While Nettie was loving all the new attention, the other children weren't enjoying it nearly as much. Many of the children had their own unique transformations, but it was apparent that no two kids had the exact same trigger so it was a shot in the dark trying to find ways to discover these newfound abilities, let alone harness them. Many of the methods necessary to force the children into becoming their other selves (the staff seemed hesitant to use the word 'monsters', at least out loud) were often cruel or extreme, and largely ineffective.

And though she missed him terribly, 37 knew deep down that Jack was probably safer in stasis. But that didn't stop her from wanting to save him from his slumber, even though the thought felt like the most selfish thing in the world to her.

"I miss you…" 37 whispered. "The scientists are scary now, even Hubie." Her stomach hurt, fear settling deep in her belly, talking about it should have helped but she only felt worse with each word that came out of her mouth.

"They took Nettie away after she hurt you and did stuff to her to make her change again, she's not even sorry she did it!" 37 sniffed back an angry tear. "Now everybody else is getting hurt cuz of her. It's not fair, it's not!"

She sniffed again, wiping her face on her shirt. "I-I've been hearing stuff at night, bad stuff… sometimes it's people hurting but most of the time it's something else underneath us." She swallowed thickly, suddenly very afraid, like the 'something' might show up any second. "I hear it in my dreams too, they're full of teeth now and crying eyes and other stuff that hurts to think about… I woke up with a bloody nose this morning and a song in my ears I don't remember."

37 opened her mouth to say something else, but faltered, her head snapping up like an animal sensing a predator in the bush.

Jack's Keeper, Mara, rounded the corner and paused. The same startled 'prey in the grass' expression on her face. The two stared at each other for what felt like a very long time, the silence between them broken by a stream of bubbles snaking its way through a nearby stasis tank.

"Hi…" said 37.

"...hi," said Mara, sidestepping the strange little girl, her normally brightly colored hair a somber shade of brown that day. Mara pressed a few buttons on the panel attached to Jack's tube and wrote down the information that came up on the screen.

She looked tired, pained.

Like being there physically hurt.

Mara went into the Project with the knowledge that whichever id she'd be stuck with would almost certainly die at some point and there was no use in getting attached. But, humans will pack-bond with anything, (even rocks if they aren't supervised) and she had bonded with Jack from day one.

Something about his spark and sass made her smile.

It was like he had this hard coded desire to exist despite everything.

Mara just stared at the tube, not really seeing its contents. She stared at her reflection in the shatter-proof glass, tinted pink by the stasis gel inside.

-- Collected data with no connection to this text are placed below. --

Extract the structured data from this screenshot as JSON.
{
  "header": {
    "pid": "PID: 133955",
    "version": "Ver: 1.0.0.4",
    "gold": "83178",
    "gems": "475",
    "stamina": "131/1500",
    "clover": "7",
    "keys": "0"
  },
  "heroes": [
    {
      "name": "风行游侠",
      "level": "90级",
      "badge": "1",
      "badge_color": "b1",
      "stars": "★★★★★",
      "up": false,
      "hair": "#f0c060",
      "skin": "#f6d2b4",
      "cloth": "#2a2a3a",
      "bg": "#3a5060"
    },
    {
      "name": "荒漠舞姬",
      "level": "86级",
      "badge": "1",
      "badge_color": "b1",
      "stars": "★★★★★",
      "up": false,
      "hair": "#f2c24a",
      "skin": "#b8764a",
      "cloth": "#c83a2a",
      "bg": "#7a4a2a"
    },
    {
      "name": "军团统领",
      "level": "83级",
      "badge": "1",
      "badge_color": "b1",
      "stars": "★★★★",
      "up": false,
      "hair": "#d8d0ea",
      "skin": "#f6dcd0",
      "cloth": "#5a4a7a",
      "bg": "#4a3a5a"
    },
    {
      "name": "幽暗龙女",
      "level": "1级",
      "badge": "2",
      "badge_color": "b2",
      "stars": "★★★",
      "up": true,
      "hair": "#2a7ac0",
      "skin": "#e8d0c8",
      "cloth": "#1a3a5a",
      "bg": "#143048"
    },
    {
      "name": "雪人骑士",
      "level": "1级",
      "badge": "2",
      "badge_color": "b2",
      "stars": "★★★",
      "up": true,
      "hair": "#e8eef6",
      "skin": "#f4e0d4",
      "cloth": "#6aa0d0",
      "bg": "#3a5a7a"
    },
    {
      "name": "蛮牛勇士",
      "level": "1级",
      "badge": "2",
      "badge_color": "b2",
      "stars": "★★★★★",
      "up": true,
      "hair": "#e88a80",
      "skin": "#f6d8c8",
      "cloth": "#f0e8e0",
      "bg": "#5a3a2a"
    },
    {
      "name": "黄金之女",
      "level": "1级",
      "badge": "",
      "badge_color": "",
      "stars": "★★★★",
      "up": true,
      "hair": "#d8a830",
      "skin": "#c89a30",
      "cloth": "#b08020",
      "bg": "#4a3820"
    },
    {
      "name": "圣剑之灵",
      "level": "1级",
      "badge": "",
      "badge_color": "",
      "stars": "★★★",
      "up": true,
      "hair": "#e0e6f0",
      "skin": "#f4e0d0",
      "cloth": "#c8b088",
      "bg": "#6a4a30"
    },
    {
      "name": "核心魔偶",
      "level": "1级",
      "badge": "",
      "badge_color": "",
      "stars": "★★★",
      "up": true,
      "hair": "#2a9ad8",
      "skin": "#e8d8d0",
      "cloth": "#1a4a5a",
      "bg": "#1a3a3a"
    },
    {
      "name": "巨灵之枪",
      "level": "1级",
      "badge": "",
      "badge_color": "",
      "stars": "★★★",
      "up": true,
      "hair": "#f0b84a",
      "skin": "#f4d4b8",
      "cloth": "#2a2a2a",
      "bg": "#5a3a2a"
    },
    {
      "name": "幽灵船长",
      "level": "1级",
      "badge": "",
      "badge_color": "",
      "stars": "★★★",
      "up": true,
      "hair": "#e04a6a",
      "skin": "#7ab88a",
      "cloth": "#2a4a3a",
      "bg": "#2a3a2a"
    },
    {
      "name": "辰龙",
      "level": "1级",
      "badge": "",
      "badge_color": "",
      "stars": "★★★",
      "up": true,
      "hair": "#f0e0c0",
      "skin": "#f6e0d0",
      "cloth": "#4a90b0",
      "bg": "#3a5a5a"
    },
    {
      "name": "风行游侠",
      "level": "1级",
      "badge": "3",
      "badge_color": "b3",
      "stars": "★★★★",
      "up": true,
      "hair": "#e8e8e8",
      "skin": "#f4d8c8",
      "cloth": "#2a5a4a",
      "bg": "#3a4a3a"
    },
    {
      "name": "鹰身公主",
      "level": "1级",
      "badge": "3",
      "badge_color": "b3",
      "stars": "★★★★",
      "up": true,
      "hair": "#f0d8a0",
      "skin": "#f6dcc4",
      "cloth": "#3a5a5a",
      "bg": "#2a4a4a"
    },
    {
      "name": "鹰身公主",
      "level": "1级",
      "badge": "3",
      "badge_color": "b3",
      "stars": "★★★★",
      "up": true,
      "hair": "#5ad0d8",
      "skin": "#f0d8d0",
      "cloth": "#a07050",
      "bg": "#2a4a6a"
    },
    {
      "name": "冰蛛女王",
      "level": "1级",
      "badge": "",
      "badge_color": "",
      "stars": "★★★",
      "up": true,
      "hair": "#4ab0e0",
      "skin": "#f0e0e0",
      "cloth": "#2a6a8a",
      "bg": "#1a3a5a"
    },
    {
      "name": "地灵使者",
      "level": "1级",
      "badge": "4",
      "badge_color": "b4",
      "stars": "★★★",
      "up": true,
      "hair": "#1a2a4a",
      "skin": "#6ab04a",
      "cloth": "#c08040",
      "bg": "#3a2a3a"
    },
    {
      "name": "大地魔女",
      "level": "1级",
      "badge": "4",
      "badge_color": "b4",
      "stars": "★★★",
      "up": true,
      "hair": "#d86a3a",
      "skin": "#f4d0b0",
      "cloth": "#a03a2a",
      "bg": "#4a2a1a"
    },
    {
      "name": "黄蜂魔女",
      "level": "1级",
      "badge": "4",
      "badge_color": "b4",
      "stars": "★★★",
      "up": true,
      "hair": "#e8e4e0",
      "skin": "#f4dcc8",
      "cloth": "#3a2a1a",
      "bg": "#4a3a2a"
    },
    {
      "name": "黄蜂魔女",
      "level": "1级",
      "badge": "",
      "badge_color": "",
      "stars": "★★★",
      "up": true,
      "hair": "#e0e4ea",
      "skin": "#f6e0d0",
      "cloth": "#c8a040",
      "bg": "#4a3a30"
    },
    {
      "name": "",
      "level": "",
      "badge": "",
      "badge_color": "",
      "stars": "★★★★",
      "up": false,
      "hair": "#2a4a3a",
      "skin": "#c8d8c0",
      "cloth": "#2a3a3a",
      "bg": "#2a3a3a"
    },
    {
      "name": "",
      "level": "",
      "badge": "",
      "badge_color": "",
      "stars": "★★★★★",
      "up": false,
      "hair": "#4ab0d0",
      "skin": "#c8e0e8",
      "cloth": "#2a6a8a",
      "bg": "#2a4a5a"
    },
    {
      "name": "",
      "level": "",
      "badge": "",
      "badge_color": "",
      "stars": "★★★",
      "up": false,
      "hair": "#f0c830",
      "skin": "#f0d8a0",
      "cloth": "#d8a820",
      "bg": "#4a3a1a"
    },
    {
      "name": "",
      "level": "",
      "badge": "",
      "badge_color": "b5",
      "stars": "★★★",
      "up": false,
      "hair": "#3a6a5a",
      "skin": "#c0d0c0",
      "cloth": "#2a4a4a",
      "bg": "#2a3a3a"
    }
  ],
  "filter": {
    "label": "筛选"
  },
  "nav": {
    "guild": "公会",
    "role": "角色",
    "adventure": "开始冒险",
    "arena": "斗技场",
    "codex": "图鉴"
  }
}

She looked like microwaved shit, felt like it too. Mara scrubbed a hand down her face and watched Jack's exposed organs pulsate with whatever passed for life in this place. Tears stung the back of her eyes. She shut them and took a deep breath, jumping when something warm brushed her hand.

Specimen 37 looked up at her with those horrible, big blue eyes of hers. They had no pupils, just a flat disk of sky blue that scared the shit out of most people. Mara was not most people, but she was still unnerved by the tiny undying girl with feathers instead of hair, the same genre of thing as the mutant that started all of this.

"I can fix him," 37 said in a whisper, "do you trust me?"